When and if I ever have access to a time machine, my very selfish first stop will be Oak Street in Millville, New Jersey in August 1962.  My Dad had graduated high school a few months before and he was about to make the eight hour drive to Pfeiffer University in Misenheimer, North Carolina to start his freshman year.  Shortly after his departure, or maybe even before he left, my Mom-Mom, a very practical and loving woman with an absolutely wicked sense of humor, gathered some of the now unneeded childhood mementoes from my Dad's former bedroom, including his extensive baseball card collection, and put them in a trash can at the curb.  She saved some things, deemed to have sentimental value, including his prized marble collection.

I don't think it was until a few decades later, while cleaning out that house in 1985 following my Mom-Mom's passing, that my Dad fully realized his baseball card collection was truly and completely gone.


He had held out hope that maybe some of his old baseball cards were stashed away in a forgotten box somewhere.  On what was possibly the last day I was ever in that house, now empty and ready to be put on the market, we found the card above on the floor of the attic.  At the time, I had no idea how old the card was, or what set it had come from.  All I knew was that it was the back of a Mickey Mantle card, and all of Mantle's cards were extremely valuable.  My Dad leaned down, picked up the card and flipped it over.


What greeted us was the blank piece of cardboard seen here.  This would have been one of his doubles, and he vaguely remembered separating the front picture from the cardboard backing and either hanging the picture on his bulletin board or gluing it into a long-lost album somewhere.  We were more than a little disappointed and my Dad's faint hope of being reunited with his old baseball card collection was completely dashed.

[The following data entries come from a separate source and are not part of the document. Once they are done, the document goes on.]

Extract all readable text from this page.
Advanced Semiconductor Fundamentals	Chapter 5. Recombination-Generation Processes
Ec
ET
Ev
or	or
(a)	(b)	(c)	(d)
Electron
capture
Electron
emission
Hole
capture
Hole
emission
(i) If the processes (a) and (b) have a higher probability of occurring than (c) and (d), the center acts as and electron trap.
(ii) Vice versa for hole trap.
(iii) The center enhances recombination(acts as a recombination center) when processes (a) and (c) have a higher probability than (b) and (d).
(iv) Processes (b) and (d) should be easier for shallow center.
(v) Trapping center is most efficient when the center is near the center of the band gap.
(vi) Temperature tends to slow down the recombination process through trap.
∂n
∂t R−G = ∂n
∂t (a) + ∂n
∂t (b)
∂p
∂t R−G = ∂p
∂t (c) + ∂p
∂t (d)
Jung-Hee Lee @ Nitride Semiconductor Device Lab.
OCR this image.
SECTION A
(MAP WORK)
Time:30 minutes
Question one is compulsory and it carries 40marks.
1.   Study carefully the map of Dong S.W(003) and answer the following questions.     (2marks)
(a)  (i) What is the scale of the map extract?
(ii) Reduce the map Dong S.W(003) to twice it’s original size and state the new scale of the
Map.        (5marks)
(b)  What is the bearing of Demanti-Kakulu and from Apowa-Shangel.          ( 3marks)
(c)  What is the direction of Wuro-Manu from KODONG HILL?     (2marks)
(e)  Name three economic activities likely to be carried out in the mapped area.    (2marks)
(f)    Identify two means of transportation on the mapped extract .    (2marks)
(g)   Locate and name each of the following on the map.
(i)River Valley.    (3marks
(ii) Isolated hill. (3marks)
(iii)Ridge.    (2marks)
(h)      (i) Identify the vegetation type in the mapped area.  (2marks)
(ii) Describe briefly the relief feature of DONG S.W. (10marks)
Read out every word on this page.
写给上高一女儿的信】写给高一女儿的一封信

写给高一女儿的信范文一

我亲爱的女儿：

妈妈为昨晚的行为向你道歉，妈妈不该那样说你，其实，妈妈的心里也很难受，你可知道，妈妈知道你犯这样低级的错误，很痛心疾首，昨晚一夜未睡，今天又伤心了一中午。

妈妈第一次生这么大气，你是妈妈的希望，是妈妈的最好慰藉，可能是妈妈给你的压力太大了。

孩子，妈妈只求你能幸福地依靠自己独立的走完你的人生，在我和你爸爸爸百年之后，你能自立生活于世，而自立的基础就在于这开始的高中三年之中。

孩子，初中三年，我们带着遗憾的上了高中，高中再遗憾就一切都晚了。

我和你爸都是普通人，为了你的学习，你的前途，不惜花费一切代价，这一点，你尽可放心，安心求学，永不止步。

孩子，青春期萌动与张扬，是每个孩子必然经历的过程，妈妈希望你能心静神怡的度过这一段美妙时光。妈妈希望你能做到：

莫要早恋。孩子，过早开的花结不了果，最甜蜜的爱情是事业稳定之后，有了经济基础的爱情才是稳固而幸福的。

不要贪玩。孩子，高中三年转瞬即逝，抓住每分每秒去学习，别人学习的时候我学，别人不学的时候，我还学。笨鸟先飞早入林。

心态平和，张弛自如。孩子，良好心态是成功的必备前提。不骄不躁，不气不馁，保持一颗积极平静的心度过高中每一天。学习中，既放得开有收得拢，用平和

Even though it's only the back of a vintage Mickey Mantle card, this little piece of cardboard still has an important place in my collection, as it's the sole survivor from my Mom-Mom's long ago baseball card purge and I'm happy to have it today.  My time travel trip, at least the first one, would rescue the garbage bag of baseball cards from the late 1940s to the early 1960s from that curb on Oak Street.  In a glass half full kind of way, the mid-1980s saw a resurgence in baseball card collecting, and my Dad's urge to reacquire some of the mementos of his youth led to our collecting (and completing) the 1956 Topps set.

When the Magic Shoebox arrived in our house in summer of 1983 (or 1984?) there were 44 cards from the 1956 Topps set in the box, including the pricey cards of Ed Mathews, Yogi Berra, Willie Mays and the Yankees Team Card.  But there were also 18 cards from the 1955 Bowman set, consisting of mostly commons or semi-stars, but no star cards.

The decision to collect the 1956 Topps set came during a family vacation to Cooperstown in the summer of 1987, when we came across a few commons for sale at one of the many baseball card stores on the main drag.  We spent the next 20 years collecting that set, and I've covered how each of those cards came into our collection over at my now completed 1956 Topps blog.

I'll never know for sure, but I'm estimating this will be the third or fourth time my family has attempted to collect a complete 1955 Bowman set.  My Dad once told me he had built this set several times over, as this was his favorite set of baseball cards growing up.  He would have been 11 years old at the time these cards were first for sale at corner stores and five and dimes, and I can still hear him saying, "I had them all, Jimmy."  

And now it's time to get them all back.  Welcome to my blog chronicling the latest (and last?) time our family will build a 1955 Bowman baseball card set.